Cardinal Query Sins

October 6, 2009

I am not an agent. I do not have an agent. I did once talk to an agent on the phone. I babbled. My cousin happened to be with me at the time (we were having lunch) and, afterward, said I hadn’t looked that nervous since I decided to ask Brent C to the eighth grade formal dance.

All of this is a roundabout way of telling you that I am completely unqualified to give query advice. That won’t, however, stop me from presenting you with my list of TOP TEN CARDINAL QUERY SINS (I figured it deserved capital letters).

  1. Start off with a rhetorical question. I’m not saying they can never work but enough agents hate them that you’re probably better off steering clear.
  2. Mention movie potential. Mentioning series potential is debatable (I think it’s fine for certain genres, others disagree) but mentioning movie potential is definitely the sign of an amateur. Concentrate on selling the agent on your book.
  3. Mention that another agent passed but said your character, plot, premise (insert item of choice) was great.

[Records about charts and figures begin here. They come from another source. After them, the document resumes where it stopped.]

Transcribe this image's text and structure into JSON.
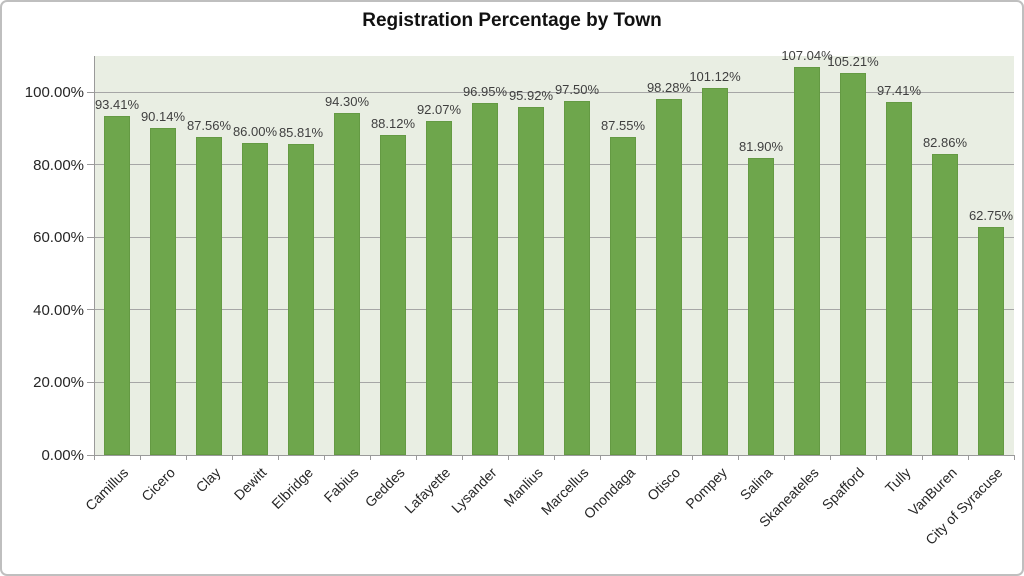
{
  "chart_data": {
    "type": "bar",
    "title": "Registration Percentage by Town",
    "categories": [
      "Camillus",
      "Cicero",
      "Clay",
      "Dewitt",
      "Elbridge",
      "Fabius",
      "Geddes",
      "Lafayette",
      "Lysander",
      "Manlius",
      "Marcellus",
      "Onondaga",
      "Otisco",
      "Pompey",
      "Salina",
      "Skaneateles",
      "Spafford",
      "Tully",
      "VanBuren",
      "City of Syracuse"
    ],
    "values": [
      93.41,
      90.14,
      87.56,
      86.0,
      85.81,
      94.3,
      88.12,
      92.07,
      96.95,
      95.92,
      97.5,
      87.55,
      98.28,
      101.12,
      81.9,
      107.04,
      105.21,
      97.41,
      82.86,
      62.75
    ],
    "value_labels": [
      "93.41%",
      "90.14%",
      "87.56%",
      "86.00%",
      "85.81%",
      "94.30%",
      "88.12%",
      "92.07%",
      "96.95%",
      "95.92%",
      "97.50%",
      "87.55%",
      "98.28%",
      "101.12%",
      "81.90%",
      "107.04%",
      "105.21%",
      "97.41%",
      "82.86%",
      "62.75%"
    ],
    "xlabel": "",
    "ylabel": "",
    "ylim": [
      0,
      110
    ],
    "ytick_interval": 20,
    "yticks": [
      0,
      20,
      40,
      60,
      80,
      100
    ],
    "ytick_labels": [
      "0.00%",
      "20.00%",
      "40.00%",
      "60.00%",
      "80.00%",
      "100.00%"
    ],
    "grid": true,
    "legend": "none",
    "colors": {
      "bar_fill": "#6ea64c",
      "bar_edge": "#649a43",
      "plot_bg": "#e9eee3",
      "gridline": "#a6a6a6",
      "axis_line": "#9a9a9a",
      "title_text": "#111111",
      "axis_text": "#262626",
      "value_label_text": "#3f3f3f",
      "frame_border": "#bfbfbf",
      "background": "#ffffff"
    }
  }
}
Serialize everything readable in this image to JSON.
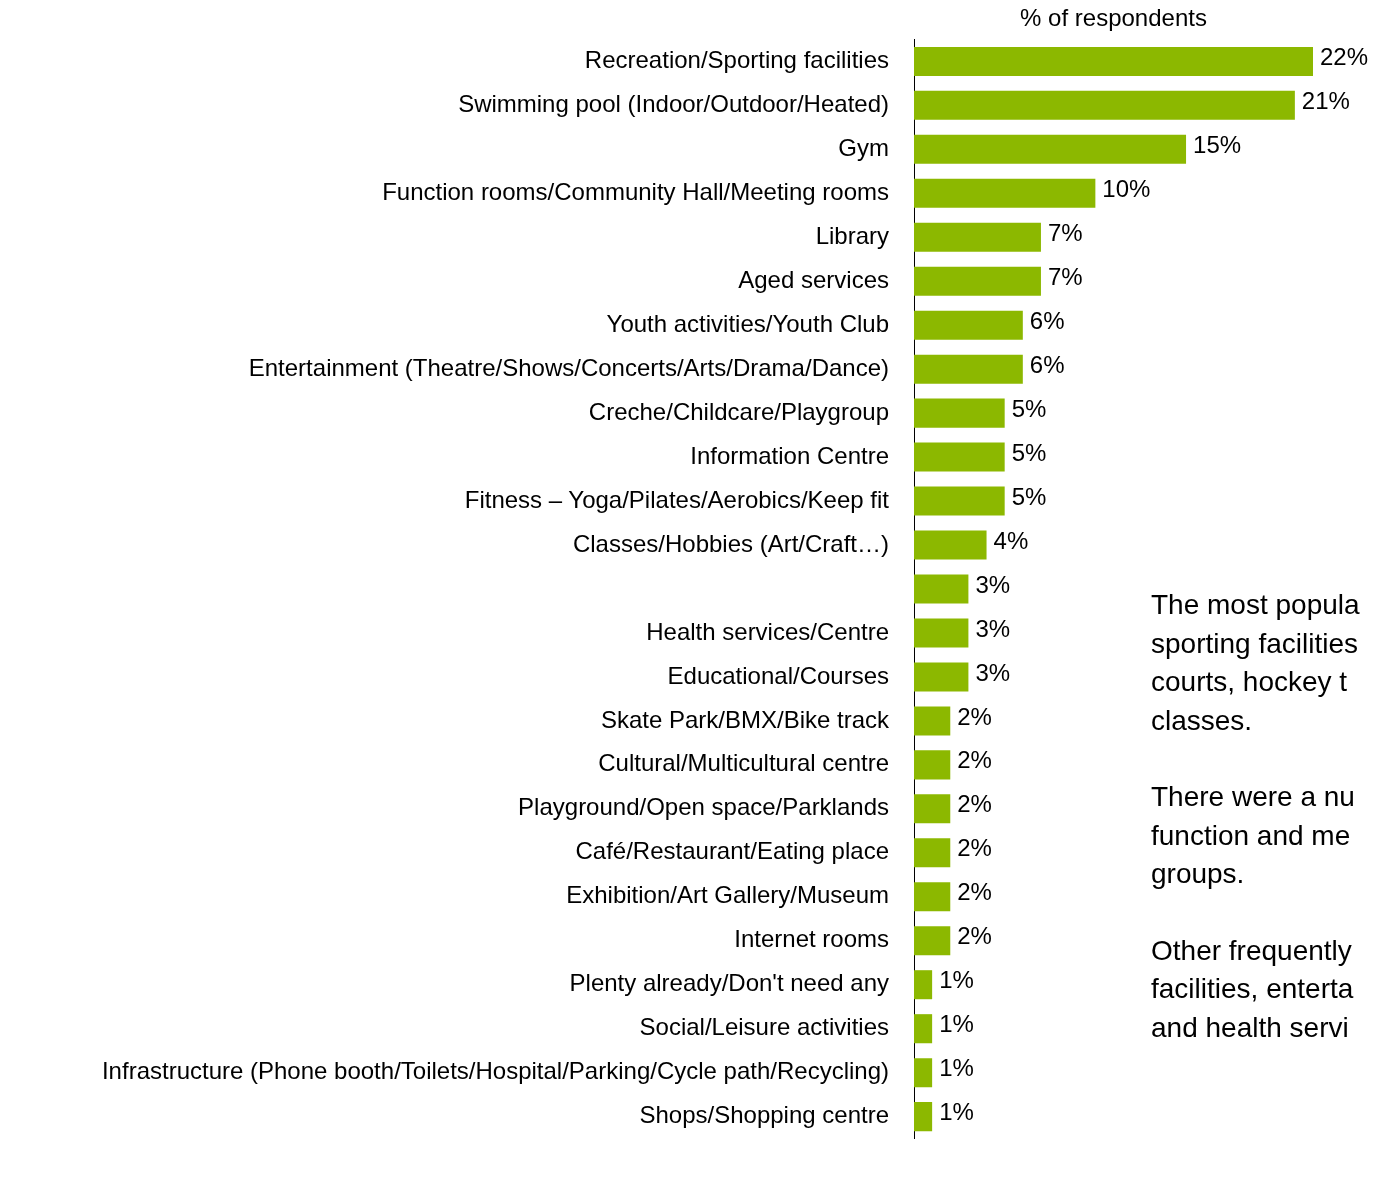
{
  "chart_data": {
    "type": "bar",
    "orientation": "horizontal",
    "xlabel": "% of respondents",
    "categories": [
      "Recreation/Sporting facilities",
      "Swimming pool (Indoor/Outdoor/Heated)",
      "Gym",
      "Function rooms/Community Hall/Meeting rooms",
      "Library",
      "Aged services",
      "Youth activities/Youth Club",
      "Entertainment (Theatre/Shows/Concerts/Arts/Drama/Dance)",
      "Creche/Childcare/Playgroup",
      "Information Centre",
      "Fitness – Yoga/Pilates/Aerobics/Keep fit",
      "Classes/Hobbies (Art/Craft…)",
      null,
      "Health services/Centre",
      "Educational/Courses",
      "Skate Park/BMX/Bike track",
      "Cultural/Multicultural centre",
      "Playground/Open space/Parklands",
      "Café/Restaurant/Eating place",
      "Exhibition/Art Gallery/Museum",
      "Internet rooms",
      "Plenty already/Don't need any",
      "Social/Leisure activities",
      "Infrastructure (Phone booth/Toilets/Hospital/Parking/Cycle path/Recycling)",
      "Shops/Shopping centre"
    ],
    "values": [
      22,
      21,
      15,
      10,
      7,
      7,
      6,
      6,
      5,
      5,
      5,
      4,
      3,
      3,
      3,
      2,
      2,
      2,
      2,
      2,
      2,
      1,
      1,
      1,
      1
    ],
    "value_labels": [
      "22%",
      "21%",
      "15%",
      "10%",
      "7%",
      "7%",
      "6%",
      "6%",
      "5%",
      "5%",
      "5%",
      "4%",
      "3%",
      "3%",
      "3%",
      "2%",
      "2%",
      "2%",
      "2%",
      "2%",
      "2%",
      "1%",
      "1%",
      "1%",
      "1%"
    ],
    "color": "#8cb800",
    "xlim": [
      0,
      22
    ],
    "tick_labels": "y",
    "grid": false,
    "legend": false,
    "annotations": [
      "The most popula\nsporting facilities\ncourts, hockey t\nclasses.",
      "There were a nu\nfunction and me\ngroups.",
      "Other frequently\nfacilities, enterta\nand health servi"
    ]
  }
}
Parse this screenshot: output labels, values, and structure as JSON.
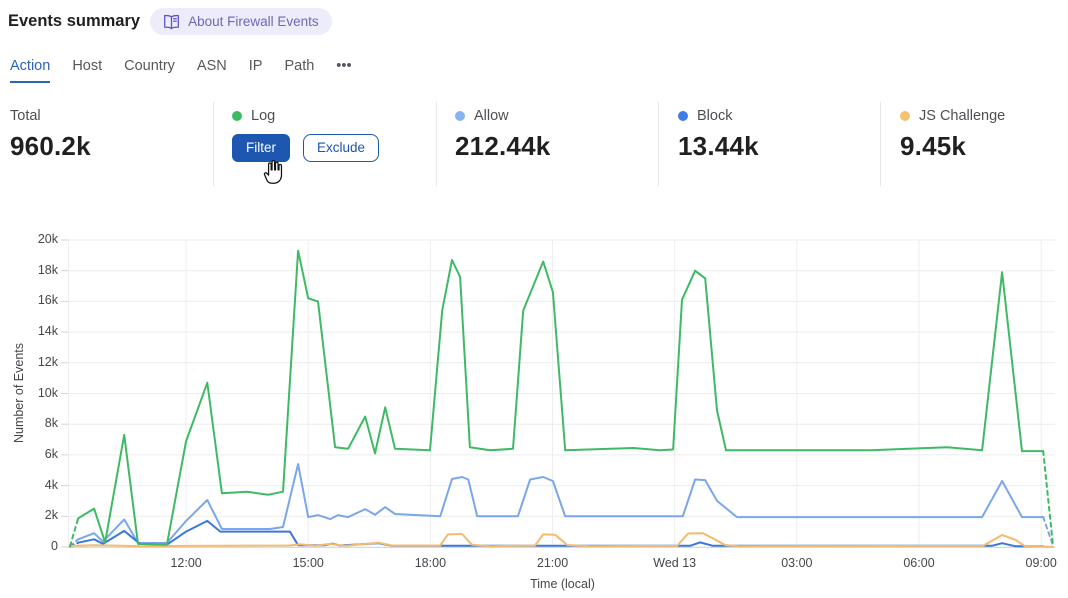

You’d think this one would be common sense but, alas, not always.
  4. Use the words “fiction novel” (science fiction novel, however, is fine). I’ve read this in more than one query and it sets my teeth on edge.
  5. Tell the agent that this is your first book. Good agents are sharp (and , hopefully, you’re only querying good agents). When you don’t list your publishing credits, they’ll figure things out.
  6. Quote your characters. Don’t. Just don’t.
  7. Compare your novel to Twilight.
  8. Waste space on irrelevant details. You don’t have to tell the agent that you love to write or that you have a blog about kittens (unless your book is about cats). The goal of your query is to interest an agent enough to read your pages. Always ask yourself if the details you are including work towards that goal.
  9. Begin with “Dear Agent/Sir or Madame”. You spent year(s) working on your manuscript. For the love of 12 point Times New Roman, take a few seconds to properly address the query letter. And, for the love of Courier, don’t Cc other agents when you send it. One agent. One letter. One email.
  10. I leave up you, faithful commentators. What’s your cardinal query sin?

– Kathleen who receieved some wonderful feedback (on AW) about her query letter from Janice Hardy. Her new MG book, The Shifter, hits shelves today. Congrats Janice!



  1. So, I shouldn’t say that my kitten purrs the loudest when I read from page 21 of my Twilight-esque paranormal romance, and I quote, “Eduardo stroked my hair, like he would a tiny kitty. I lapped up his love like sweet milk.” ???????


    How about a YouTube homemade book trailer link? 😀

  2. You mean, I shouldn’t say my Love Interest is Edward-esque? Lol. Great post! I’d add:

    DON’T call the agent by the wrong name. Example: Apparently, Ginger Clark at Curtis Brown gets addressed as Ms. Brown quite frequently. Yikes. Also, calling her Mrs. Clark vs. Ms.? No. Take the time to get the name correct–because turning the agent off with the salutation? Never a good idea.

    DON’T forget word count. Oh, and while we’re at it–please round. Another good way to distinguish yourself as an amateur is to say, “My YA novel, complete at 72,369 words.”

  3. Great advice, and nicely helpful. Just one question:

    How’d things turn out with Brent?

  4. Sadly, before I could ask him, my best friend humiliated me by getting his little sister to ask him if he liked me.

    I didn’t talk to my friend for months and he ended up taking Stacy to the dance who, being bulimic, kept making excuses to go to the washroom.

    – Kathleen

  5. You should write about this, Kathleen. Sounds like a YA novel in the making, loosely based on actual events. HAHA! Just saying. 🙂

  6. My first query letter was so terrible, I committed more like 30 sins. TERRIBLE!